Meet Our Craftsmen
Our journey into Irish Heritage Urns started on reflection of our own personal history of emigration. Though now living in Tipperary, brothers Jim and Tom Kinnane were both born in London to Irish parents who left Ireland in the 1960’s. Further back in their lineage, their maternal grandmother was born in New York to her Irish parents who had left an Ireland that offered little or no opportunities. The brothers have spent many years connecting with family and friends abroad who still hold the links with Ireland dear.
The inspiration for this family business came in memory of those Irish and subsequent generations who remained abroad, unable for so many reasons to return to Ireland, and who died away from their ancestral homes in Ireland.
We wanted to offer an Irish resting place for those lost generations, a place which represented a piece of Ireland to carry or bury our loved ones’ remains in. Our Urns are made by Irish hands in Ireland, using only native Irish timber, Irish Aran knit and Irish woven Tweed. Our aim is to surround your loved one in the essence of their homeland, Eire.
Hand Crafted Urns Rich in Heritage
Selecting the right Urn to hold the ashes of your loved one is important.

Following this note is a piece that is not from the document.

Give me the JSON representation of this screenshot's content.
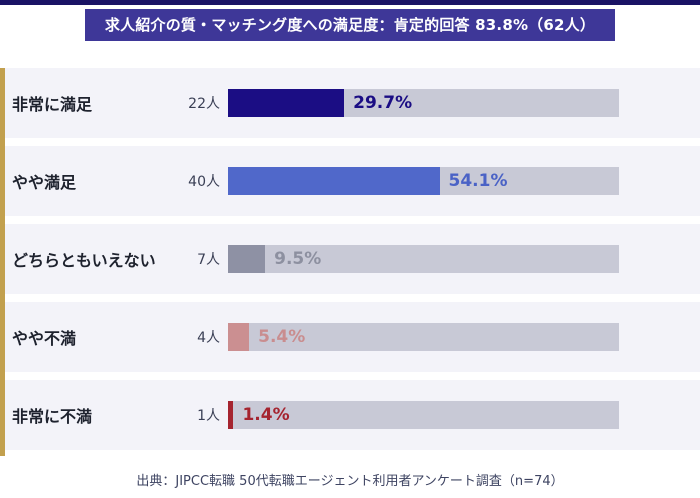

Our craftsmen, Jim and Tom Kinnane, utilize the best design features found in Irish heritage and subtly combine them with new ideas to produce contemporary but traditional Urns. Variation in each Urn, such as grain, is part of the creative process and adds to the uniqueness of your chosen Urn.

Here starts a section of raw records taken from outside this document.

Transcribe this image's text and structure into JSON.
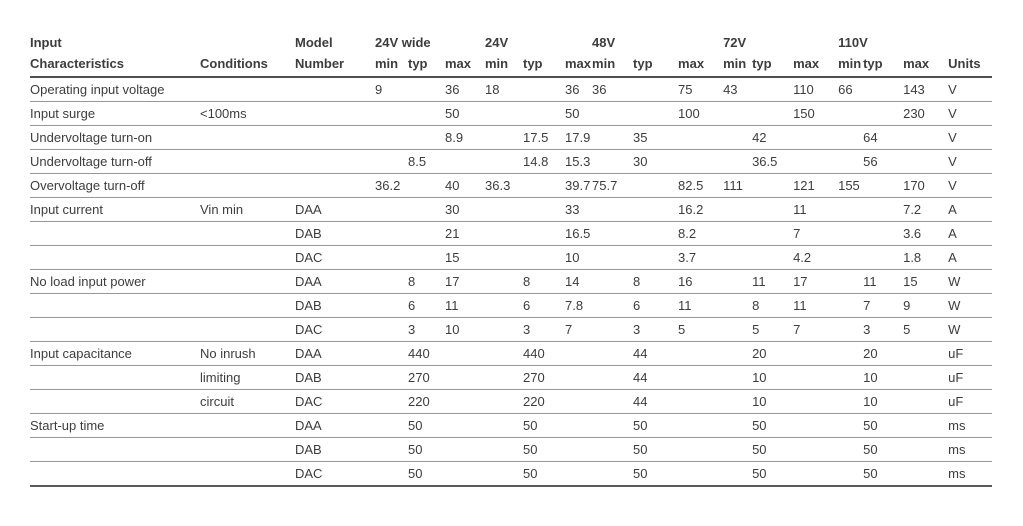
{
  "table": {
    "header": {
      "title_line1": "Input",
      "title_line2": "Characteristics",
      "conditions_label": "Conditions",
      "model_line1": "Model",
      "model_line2": "Number",
      "groups": [
        "24V wide",
        "24V",
        "48V",
        "72V",
        "110V"
      ],
      "sub_labels": [
        "min",
        "typ",
        "max"
      ],
      "units_label": "Units"
    },
    "rows": [
      {
        "characteristic": "Operating input voltage",
        "condition": "",
        "model": "",
        "values": [
          "9",
          "",
          "36",
          "18",
          "",
          "36",
          "36",
          "",
          "75",
          "43",
          "",
          "110",
          "66",
          "",
          "143"
        ],
        "units": "V"
      },
      {
        "characteristic": "Input surge",
        "condition": "<100ms",
        "model": "",
        "values": [
          "",
          "",
          "50",
          "",
          "",
          "50",
          "",
          "",
          "100",
          "",
          "",
          "150",
          "",
          "",
          "230"
        ],
        "units": "V"
      },
      {
        "characteristic": "Undervoltage turn-on",
        "condition": "",
        "model": "",
        "values": [
          "",
          "",
          "8.9",
          "",
          "17.5",
          "17.9",
          "",
          "35",
          "",
          "",
          "42",
          "",
          "",
          "64",
          ""
        ],
        "units": "V"
      },
      {
        "characteristic": "Undervoltage turn-off",
        "condition": "",
        "model": "",
        "values": [
          "",
          "8.5",
          "",
          "",
          "14.8",
          "15.3",
          "",
          "30",
          "",
          "",
          "36.5",
          "",
          "",
          "56",
          ""
        ],
        "units": "V"
      },
      {
        "characteristic": "Overvoltage turn-off",
        "condition": "",
        "model": "",
        "values": [
          "36.2",
          "",
          "40",
          "36.3",
          "",
          "39.7",
          "75.7",
          "",
          "82.5",
          "111",
          "",
          "121",
          "155",
          "",
          "170"
        ],
        "units": "V"
      },
      {
        "characteristic": "Input current",
        "condition": "Vin min",
        "model": "DAA",
        "values": [
          "",
          "",
          "30",
          "",
          "",
          "33",
          "",
          "",
          "16.2",
          "",
          "",
          "11",
          "",
          "",
          "7.2"
        ],
        "units": "A"
      },
      {
        "characteristic": "",
        "condition": "",
        "model": "DAB",
        "values": [
          "",
          "",
          "21",
          "",
          "",
          "16.5",
          "",
          "",
          "8.2",
          "",
          "",
          "7",
          "",
          "",
          "3.6"
        ],
        "units": "A"
      },
      {
        "characteristic": "",
        "condition": "",
        "model": "DAC",
        "values": [
          "",
          "",
          "15",
          "",
          "",
          "10",
          "",
          "",
          "3.7",
          "",
          "",
          "4.2",
          "",
          "",
          "1.8"
        ],
        "units": "A"
      },
      {
        "characteristic": "No load input power",
        "condition": "",
        "model": "DAA",
        "values": [
          "",
          "8",
          "17",
          "",
          "8",
          "14",
          "",
          "8",
          "16",
          "",
          "11",
          "17",
          "",
          "11",
          "15"
        ],
        "units": "W"
      },
      {
        "characteristic": "",
        "condition": "",
        "model": "DAB",
        "values": [
          "",
          "6",
          "11",
          "",
          "6",
          "7.8",
          "",
          "6",
          "11",
          "",
          "8",
          "11",
          "",
          "7",
          "9"
        ],
        "units": "W"
      },
      {
        "characteristic": "",
        "condition": "",
        "model": "DAC",
        "values": [
          "",
          "3",
          "10",
          "",
          "3",
          "7",
          "",
          "3",
          "5",
          "",
          "5",
          "7",
          "",
          "3",
          "5"
        ],
        "units": "W"
      },
      {
        "characteristic": "Input capacitance",
        "condition": "No inrush",
        "model": "DAA",
        "values": [
          "",
          "440",
          "",
          "",
          "440",
          "",
          "",
          "44",
          "",
          "",
          "20",
          "",
          "",
          "20",
          ""
        ],
        "units": "uF"
      },
      {
        "characteristic": "",
        "condition": "limiting",
        "model": "DAB",
        "values": [
          "",
          "270",
          "",
          "",
          "270",
          "",
          "",
          "44",
          "",
          "",
          "10",
          "",
          "",
          "10",
          ""
        ],
        "units": "uF"
      },
      {
        "characteristic": "",
        "condition": "circuit",
        "model": "DAC",
        "values": [
          "",
          "220",
          "",
          "",
          "220",
          "",
          "",
          "44",
          "",
          "",
          "10",
          "",
          "",
          "10",
          ""
        ],
        "units": "uF"
      },
      {
        "characteristic": "Start-up time",
        "condition": "",
        "model": "DAA",
        "values": [
          "",
          "50",
          "",
          "",
          "50",
          "",
          "",
          "50",
          "",
          "",
          "50",
          "",
          "",
          "50",
          ""
        ],
        "units": "ms"
      },
      {
        "characteristic": "",
        "condition": "",
        "model": "DAB",
        "values": [
          "",
          "50",
          "",
          "",
          "50",
          "",
          "",
          "50",
          "",
          "",
          "50",
          "",
          "",
          "50",
          ""
        ],
        "units": "ms"
      },
      {
        "characteristic": "",
        "condition": "",
        "model": "DAC",
        "values": [
          "",
          "50",
          "",
          "",
          "50",
          "",
          "",
          "50",
          "",
          "",
          "50",
          "",
          "",
          "50",
          ""
        ],
        "units": "ms"
      }
    ]
  },
  "colors": {
    "text": "#3d3d3d",
    "row_rule": "#979797",
    "header_rule": "#4f4f4f"
  }
}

Each Urn is crafted from native Irish wood in your choice of Irish Oak, Irish Beech, Irish Ash, Irish Sycamore or Irish Yew. All of our timber is native to Ireland and is sourced in forests and woodlands in the Irish countryside. Where possible, Jim and Tom oversee the harvesting of the timber used to craft our urns. See Jim and Tom harvesting timber in managed woodlands in Co. Tipperary:
Featuring Ancient Irish Bog Oak
Very special to Irish Heritage Urns is the inclusion of ancient Irish Bog Oak. At the end of the last Glaciation almost 10,000 years ago, Ireland was covered by shallow lakes left behind by the melting ice. Over time these shallow lakes gradually filled with peat, which is the soil made up of the partially decomposed remains of dead plants.
Oak and Yew trees grew around the edges of the bogs and were drowned as the bogs expanded out of their basins on to the surrounding mineral soil. The lack of oxygen in the waterlogged peat prevented the natural process of decay and ensured the tree stumps were preserved in the accumulating peat.

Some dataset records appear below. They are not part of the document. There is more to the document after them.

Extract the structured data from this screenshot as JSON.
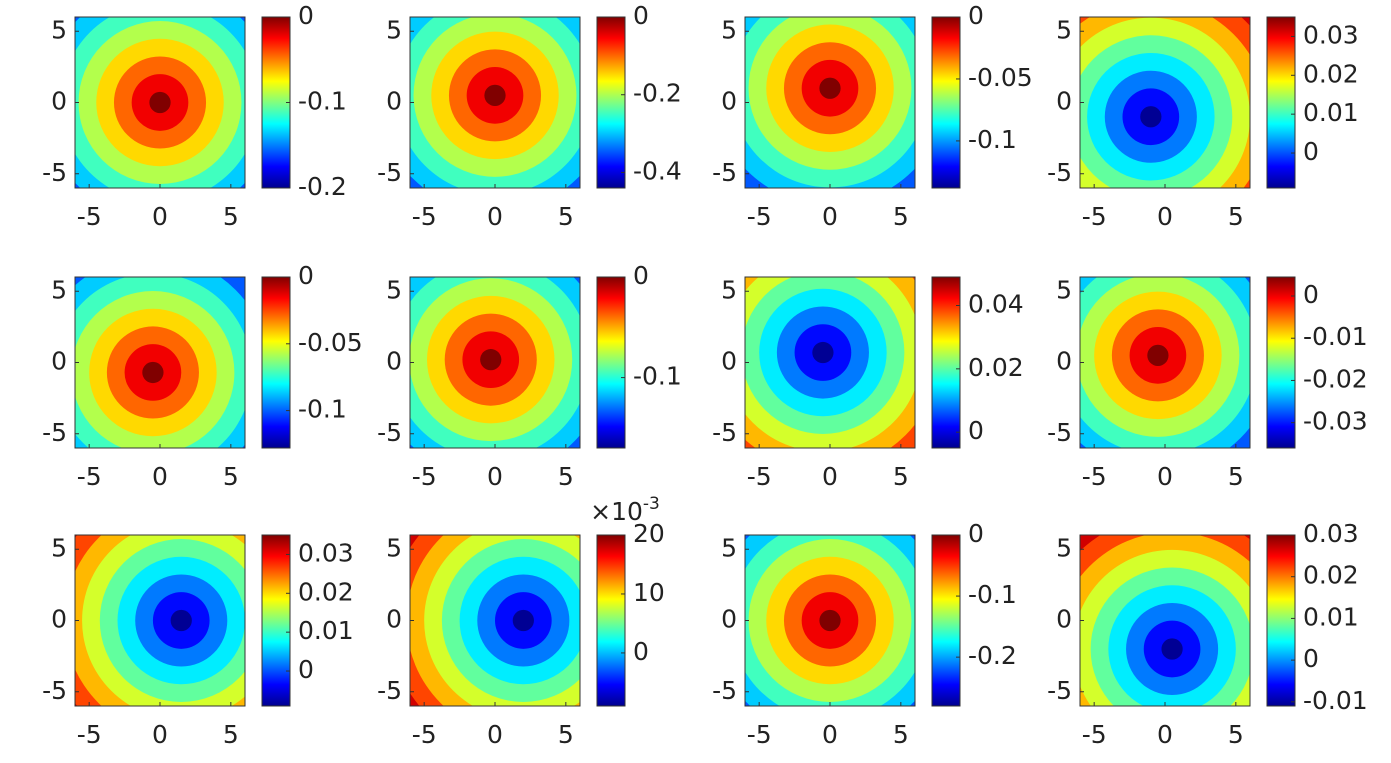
{
  "chart_data": [
    {
      "type": "contour",
      "xlim": [
        -6,
        6
      ],
      "ylim": [
        -6,
        6
      ],
      "xticks": [
        -5,
        0,
        5
      ],
      "yticks": [
        -5,
        0,
        5
      ],
      "clim": [
        -0.2,
        0
      ],
      "cticks": [
        -0.2,
        -0.1,
        0
      ],
      "peak": [
        0,
        0
      ],
      "extremum": "max"
    },
    {
      "type": "contour",
      "xlim": [
        -6,
        6
      ],
      "ylim": [
        -6,
        6
      ],
      "xticks": [
        -5,
        0,
        5
      ],
      "yticks": [
        -5,
        0,
        5
      ],
      "clim": [
        -0.44,
        0
      ],
      "cticks": [
        -0.4,
        -0.2,
        0
      ],
      "peak": [
        0,
        0.5
      ],
      "extremum": "max"
    },
    {
      "type": "contour",
      "xlim": [
        -6,
        6
      ],
      "ylim": [
        -6,
        6
      ],
      "xticks": [
        -5,
        0,
        5
      ],
      "yticks": [
        -5,
        0,
        5
      ],
      "clim": [
        -0.138,
        0
      ],
      "cticks": [
        -0.1,
        -0.05,
        0
      ],
      "peak": [
        0,
        1
      ],
      "extremum": "max"
    },
    {
      "type": "contour",
      "xlim": [
        -6,
        6
      ],
      "ylim": [
        -6,
        6
      ],
      "xticks": [
        -5,
        0,
        5
      ],
      "yticks": [
        -5,
        0,
        5
      ],
      "clim": [
        -0.009,
        0.035
      ],
      "cticks": [
        0,
        0.01,
        0.02,
        0.03
      ],
      "peak": [
        -1,
        -1
      ],
      "extremum": "min"
    },
    {
      "type": "contour",
      "xlim": [
        -6,
        6
      ],
      "ylim": [
        -6,
        6
      ],
      "xticks": [
        -5,
        0,
        5
      ],
      "yticks": [
        -5,
        0,
        5
      ],
      "clim": [
        -0.128,
        0
      ],
      "cticks": [
        -0.1,
        -0.05,
        0
      ],
      "peak": [
        -0.5,
        -0.7
      ],
      "extremum": "max"
    },
    {
      "type": "contour",
      "xlim": [
        -6,
        6
      ],
      "ylim": [
        -6,
        6
      ],
      "xticks": [
        -5,
        0,
        5
      ],
      "yticks": [
        -5,
        0,
        5
      ],
      "clim": [
        -0.17,
        0
      ],
      "cticks": [
        -0.1,
        0
      ],
      "peak": [
        -0.3,
        0.2
      ],
      "extremum": "max"
    },
    {
      "type": "contour",
      "xlim": [
        -6,
        6
      ],
      "ylim": [
        -6,
        6
      ],
      "xticks": [
        -5,
        0,
        5
      ],
      "yticks": [
        -5,
        0,
        5
      ],
      "clim": [
        -0.005,
        0.049
      ],
      "cticks": [
        0,
        0.02,
        0.04
      ],
      "peak": [
        -0.5,
        0.7
      ],
      "extremum": "min"
    },
    {
      "type": "contour",
      "xlim": [
        -6,
        6
      ],
      "ylim": [
        -6,
        6
      ],
      "xticks": [
        -5,
        0,
        5
      ],
      "yticks": [
        -5,
        0,
        5
      ],
      "clim": [
        -0.036,
        0.0045
      ],
      "cticks": [
        -0.03,
        -0.02,
        -0.01,
        0
      ],
      "peak": [
        -0.5,
        0.5
      ],
      "extremum": "max"
    },
    {
      "type": "contour",
      "xlim": [
        -6,
        6
      ],
      "ylim": [
        -6,
        6
      ],
      "xticks": [
        -5,
        0,
        5
      ],
      "yticks": [
        -5,
        0,
        5
      ],
      "clim": [
        -0.009,
        0.035
      ],
      "cticks": [
        0,
        0.01,
        0.02,
        0.03
      ],
      "peak": [
        1.5,
        0
      ],
      "extremum": "min"
    },
    {
      "type": "contour",
      "xlim": [
        -6,
        6
      ],
      "ylim": [
        -6,
        6
      ],
      "xticks": [
        -5,
        0,
        5
      ],
      "yticks": [
        -5,
        0,
        5
      ],
      "clim": [
        -9,
        20
      ],
      "cticks": [
        0,
        10,
        20
      ],
      "colorbar_scale_label": "×10",
      "colorbar_scale_exponent": "-3",
      "peak": [
        2,
        0
      ],
      "extremum": "min"
    },
    {
      "type": "contour",
      "xlim": [
        -6,
        6
      ],
      "ylim": [
        -6,
        6
      ],
      "xticks": [
        -5,
        0,
        5
      ],
      "yticks": [
        -5,
        0,
        5
      ],
      "clim": [
        -0.28,
        0
      ],
      "cticks": [
        -0.2,
        -0.1,
        0
      ],
      "peak": [
        0,
        0
      ],
      "extremum": "max"
    },
    {
      "type": "contour",
      "xlim": [
        -6,
        6
      ],
      "ylim": [
        -6,
        6
      ],
      "xticks": [
        -5,
        0,
        5
      ],
      "yticks": [
        -5,
        0,
        5
      ],
      "clim": [
        -0.011,
        0.03
      ],
      "cticks": [
        -0.01,
        0,
        0.01,
        0.02,
        0.03
      ],
      "peak": [
        0.5,
        -2
      ],
      "extremum": "min"
    }
  ]
}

The three main types of wood found preserved in bogs today are Scots Pine, Oak and Yew. They are dated 4,000 to 7,000 years old.
With the advent of turf production and land drainage these ancient bogwoods have been found. We gather bog oak from the peat lands of Ireland and take them back to our workshop where they go through a slow process of drying. It is from these beautiful trees that adorned our Irish landscape 6,000 years ago that we carefully craft our bog oak splines which interlock the miter joints of all our urns from the Joyce Collection together.